BOXBOY! Character Controller

As made famous by HAL Labratories
Covered in Unity

Cover Reference

  • Covers are a great exercise for learning from masters in game craft. They're an even better excuse to try something new! Since platformers are the true bread-and-butter of great feeling gameplay, I decided to start with a BOXBOY! Cover. The game's mechanics are a perfect introduction: the platforming is digital (i.e. simpler), with the "copy" mechanic providing additional complexity.

Discoveries

  • Embrace the Grid

    BOXBOY! works overtime keeping everything aligned to an invisible grid. Pressing "copy" nudges Qbby to the closest open grid cell. Blocks - whether thrown from above or the side or off a cliff - always move exactly one cell away from Qbby. All of this serves as positioning auto-correct, effectively filtering out finicky input error and guesswork.

  • It's a Puzzle Game...

    Reimplementing BOXBOY! made it abundantly clear it's a puzzle game through and through. The only color in the game is used exclusively for copying - the main puzzle mechanic. As well, the underling grid structure helps players always be in the right position.

  • ...Not a Platformer

    This explains why the game uses digital jumping input. Furthermore, Qbby spends half his jump resting at the peak, making jumps over objects more likely to succeed. His legs are ignored during jumps, giving players additional wiggle room when maneuvering.

  • Lazy Camera

    The camera only moves with player input. Moving left or right moves the camera laterally. Copying smoothly moves the camera to frame Qbby and his blocks. The camera's reluctance to move further prioritizes stop-and-think-a-minute puzzle solving over twitchy action.

Notes

  • Qbby's legs do more than just look great.

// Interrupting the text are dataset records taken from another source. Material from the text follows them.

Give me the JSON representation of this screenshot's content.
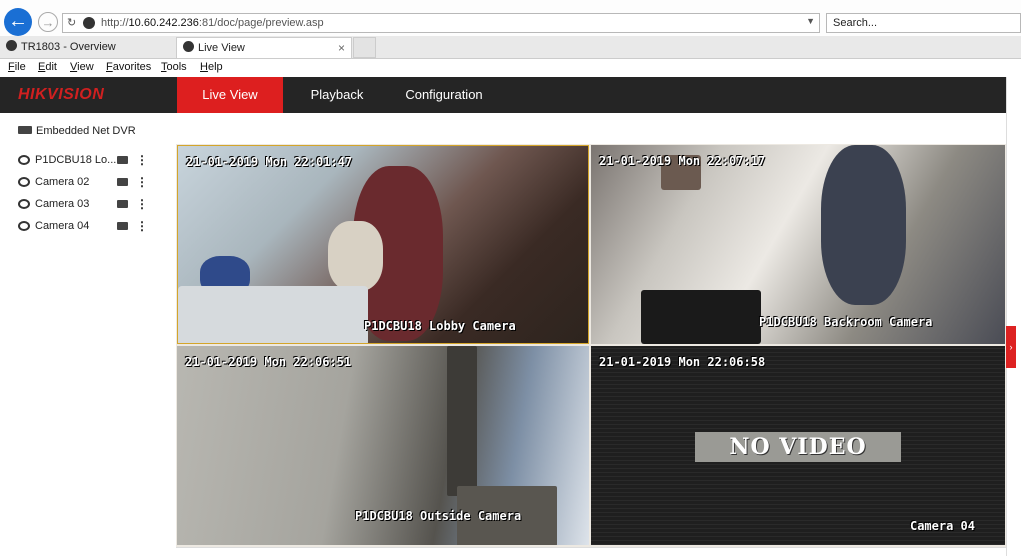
{
  "browser": {
    "url_prefix": "http://",
    "url_host": "10.60.242.236",
    "url_rest": ":81/doc/page/preview.asp",
    "search_placeholder": "Search...",
    "tabs": [
      {
        "label": "TR1803 - Overview"
      },
      {
        "label": "Live View",
        "close": "×"
      }
    ],
    "menu": [
      "File",
      "Edit",
      "View",
      "Favorites",
      "Tools",
      "Help"
    ]
  },
  "app": {
    "logo": "HIKVISION",
    "nav": [
      {
        "label": "Live View",
        "active": true
      },
      {
        "label": "Playback"
      },
      {
        "label": "Configuration"
      }
    ],
    "accent_color": "#dd1f1f"
  },
  "sidebar": {
    "device": "Embedded Net DVR",
    "cameras": [
      {
        "label": "P1DCBU18 Lo..."
      },
      {
        "label": "Camera 02"
      },
      {
        "label": "Camera 03"
      },
      {
        "label": "Camera 04"
      }
    ]
  },
  "video": {
    "tiles": [
      {
        "timestamp": "21-01-2019 Mon 22:01:47",
        "name": "P1DCBU18 Lobby Camera",
        "selected": true
      },
      {
        "timestamp": "21-01-2019 Mon 22:07:17",
        "name": "P1DCBU18 Backroom Camera"
      },
      {
        "timestamp": "21-01-2019 Mon 22:06:51",
        "name": "P1DCBU18 Outside Camera"
      },
      {
        "timestamp": "21-01-2019 Mon 22:06:58",
        "name": "Camera 04",
        "status": "NO VIDEO"
      }
    ]
  }
}
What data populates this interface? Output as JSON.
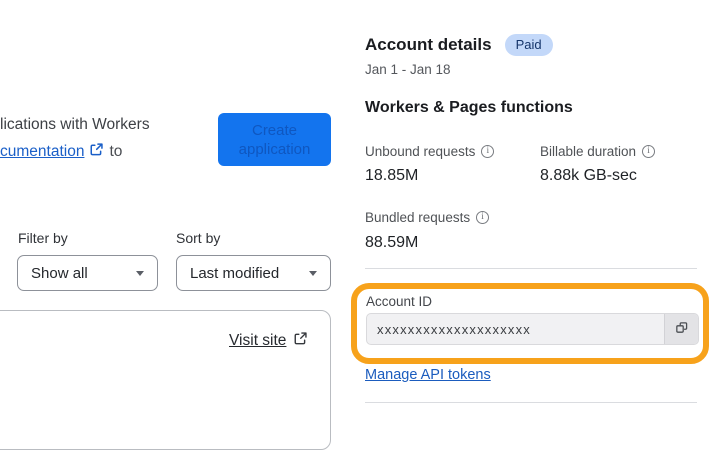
{
  "left_panel": {
    "intro_line1": "lications with Workers",
    "intro_link_text": "cumentation",
    "intro_suffix": "to",
    "create_button_label": "Create application",
    "filter": {
      "label": "Filter by",
      "value": "Show all"
    },
    "sort": {
      "label": "Sort by",
      "value": "Last modified"
    },
    "visit_site_label": "Visit site"
  },
  "account_details": {
    "title": "Account details",
    "plan_badge": "Paid",
    "date_range": "Jan 1 - Jan 18",
    "section_title": "Workers & Pages functions",
    "stats": [
      {
        "label": "Unbound requests",
        "value": "18.85M"
      },
      {
        "label": "Billable duration",
        "value": "8.88k GB-sec"
      },
      {
        "label": "Bundled requests",
        "value": "88.59M"
      }
    ],
    "account_id": {
      "label": "Account ID",
      "value": "xxxxxxxxxxxxxxxxxxxx"
    },
    "manage_tokens_label": "Manage API tokens"
  },
  "colors": {
    "primary_blue": "#1374ee",
    "link_blue": "#1b5cbe",
    "doc_link_blue": "#1a5fc8",
    "badge_bg": "#c3d8f9",
    "badge_text": "#15356b",
    "highlight_orange": "#f7a21b"
  }
}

    Qbby's character design communicates a lot of gameplay values. The horizontal positioning of his legs detail when he'll "clamp" to the grid, and show where he'll slip off ledges. The height of his legs determine how much buffer is applied to his collision box.

  • BOXBOY!'s particles offer a nice mix of authorship and randomness. The "collect crown" effect shoots diamonds evenly in six directions (authored) and then collapses into a puff of squares (random). It's a nice reminder to design effectively: mix upkeep-intensive-but-perfect authorship with set-it-and-forget-it randomness.

  • The perennial lesson of Covers: make everything faster. Animations last a measly 5 frames, and many of Qbby's state changes are a scant 2 frames. This speed allows players to iterate through puzzles quickly and reduce the overall friction of trying out a new puzzle hypothesis.

  • Simplicity is a slippery slope.

    Be forewarned - simplicity is a slippery slope of implementation! A minimalist art style puts just about everything into the realm of possibility. This led to reimplementing tangential features that had little to do with Qbby's actual movement controller.